Quanto ai ricorsi dei primi due imputati, sebbene, in tema di patteggiamento, con il ricorso per cassazione possa denunciarsi, ai sensi dell’art. 448, comma 2-bis, cod. proc. pen., anche l’erronea qualificazione giuridica del fatto, così come prospettata nell’accordo negoziale e recepita dal giudice, in quanto la qualificazione giuridica è materia sottratta alla disponibilità delle parti l’errore su di essa costituisce errore di diritto rilevante ai sensi dell’art. 6 comma 1, lett. b) cod. proc. pen., nondimeno, l’errore sul nomen iuris deve essere manifesto.
Infatti, per consolidato orientamento di questa Corte di legittimità, espresso a Sezioni Unite (sentenza n. 5838 del 28/11/ 2013, dep. 6/02/2014, in motivazione) e ribadito anche a seguito della novella di cui alla legge n. 131 del 2017, tale vizio è deducibile nei soli casi in cui sussista l’eventualità che l’accordo sulla pena si trasformi in accordo sui reati, mentre deve essere esclusa tutte le volte in cui la diversa qualificazione presenti margini di opinabilità (cfr. Sez. 6, or n. 3108 dell’8/1/2018, Rv. 272252 anche sulla legittimità del ricorso alla procedura de plano nei casi di genericità del motivo).
Nel caso di specie, la deducibilità dell’invocato errore deve essere esclusa, non risultando prima facie erronea o strumentale la qualificazione giuridica dei fatti, così come proposta dalle parti e positivamente delibata dal giudice a quo.
Inammissibile, poi, è il motivo dedotto dalla difesa dell’imputato NOME
in ordine all’affermazione di responsabilità, trattandosi di profilo di merito non consentito in sede di legittimità ai sensi del disposto di cui all’art. 445, comma 2bis, cod. proc. pen., a mente del quale il ricorso per cassazione contro la sentenza di patteggiamento può essere proposto soltanto per motivi attinenti all’espressione della volontà dell’imputato, al difetto di correlazione tra la richiesta e la sentenza all’erronea qualificazione giuridica del fatto e all’illegalità della pena o della misu di sicurezza.

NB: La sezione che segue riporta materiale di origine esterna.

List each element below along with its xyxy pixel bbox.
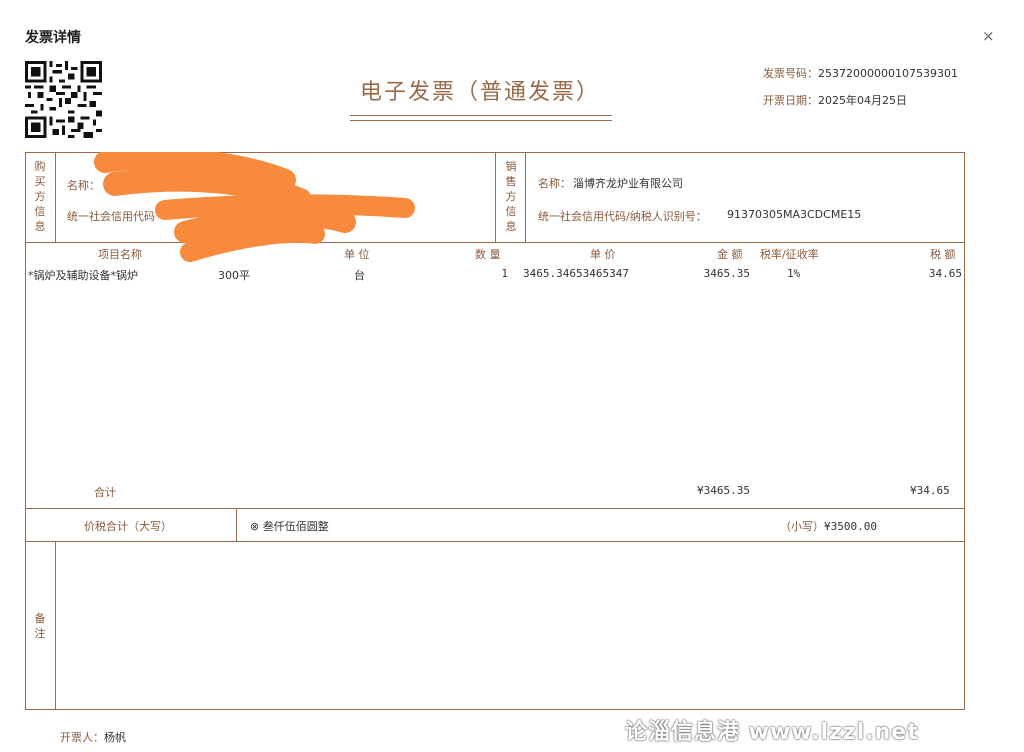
grand-total-upper: ⊗ 叁仟伍佰圆整 [250, 518, 329, 534]
total-label-divider [236, 508, 237, 541]
grand-total-lower-value: ¥3500.00 [824, 520, 877, 533]
total-divider [25, 541, 965, 542]
item-amount: 3465.35 [703, 267, 750, 280]
item-price: 3465.34653465347 [523, 267, 629, 280]
col-header-tax: 税 额 [930, 248, 956, 261]
grand-total-lower: （小写）¥3500.00 [780, 518, 877, 534]
buyer-label-char: 方 [34, 190, 46, 203]
invoice-number: 发票号码：25372000000107539301 [763, 65, 958, 81]
seller-credit-value: 91370305MA3CDCME15 [727, 208, 862, 221]
invoice-date: 开票日期：2025年04月25日 [763, 92, 907, 108]
issuer-name: 杨帆 [104, 731, 126, 744]
qr-code [25, 61, 102, 138]
title-underline [350, 115, 612, 116]
issuer-label: 开票人： [60, 731, 104, 744]
party-middle-divider [495, 152, 496, 242]
grand-total-label: 价税合计（大写） [84, 520, 172, 533]
issuer: 开票人：杨帆 [60, 729, 126, 745]
col-header-tax-rate: 税率/征收率 [760, 248, 819, 261]
item-tax-rate: 1% [787, 267, 801, 280]
buyer-label-char: 购 [34, 160, 46, 173]
grand-total-upper-text: 叁仟伍佰圆整 [262, 520, 329, 533]
item-tax: 34.65 [928, 267, 962, 280]
seller-label-char: 售 [505, 175, 517, 188]
seller-label-char: 息 [505, 220, 517, 233]
seller-label-char: 方 [505, 190, 517, 203]
col-header-quantity: 数 量 [475, 248, 501, 261]
seller-credit-label: 统一社会信用代码/纳税人识别号： [538, 210, 707, 223]
seller-label-divider [525, 152, 526, 242]
remarks-label-divider [55, 541, 56, 710]
buyer-label-divider [55, 152, 56, 242]
item-quantity: 1 [501, 267, 508, 280]
seller-section-label: 销 售 方 信 息 [504, 159, 518, 234]
col-header-price: 单 价 [590, 248, 616, 261]
col-header-amount: 金 额 [717, 248, 743, 261]
buyer-label-char: 买 [34, 175, 46, 188]
seller-label-char: 销 [505, 160, 517, 173]
invoice-number-label: 发票号码： [763, 67, 818, 80]
invoice-date-label: 开票日期： [763, 94, 818, 107]
redaction-scribble [94, 152, 415, 262]
close-icon[interactable]: × [982, 27, 995, 45]
watermark: 论淄信息港 www.lzzl.net [625, 720, 919, 745]
remarks-label-char: 备 [34, 612, 46, 625]
remarks-label: 备 注 [33, 611, 47, 641]
total-tax: ¥34.65 [910, 484, 950, 497]
seller-label-char: 信 [505, 205, 517, 218]
grand-total-lower-label: （小写） [780, 520, 824, 533]
seller-name-value: 淄博齐龙炉业有限公司 [573, 177, 683, 190]
total-amount: ¥3465.35 [697, 484, 750, 497]
buyer-label-char: 信 [34, 205, 46, 218]
items-divider [25, 508, 965, 509]
grand-total-upper-icon: ⊗ [250, 520, 260, 533]
seller-name-label: 名称： [538, 177, 571, 190]
invoice-number-value: 25372000000107539301 [818, 67, 958, 80]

Quanto al ricorso del terzo imputato, il primo motivo investe profili di merito in ordine all’affermazione di responsabilità e, dunque, non è consentito in questa sede, per come evidenziato a proposito del coimputato COGNOME, ai sensi dell’art. 445, comma 2-bis, cod. proc. pen.
Il secondo motivo, invece, è del tutto generico, in quanto soltanto indicato nel titolo dei motivi di ricorso e financo privo di alcuna allegazione.
All’inammissibilità dei ricorsi consegue, ai sensi dell’art. 616 cod. proc. pen., la condanna dei ricorrenti al pagamento delle spese del procedimento, nonché – ravvisandosi profili di colpa nella determinazione della causa di inammissibilità – della somma di euro tremila in favore della Cassa delle ammende, così equitativamente fissata in ragione dei motivi dedotti.
P.Q.M.
Dichiara inammissibili i ricorsi e condanna i ricorrenti al pagamento delle spese processuali e della somma di euro tremila in favore della Cassa delle ammende.
Così deciso, il 10 settembre 2024.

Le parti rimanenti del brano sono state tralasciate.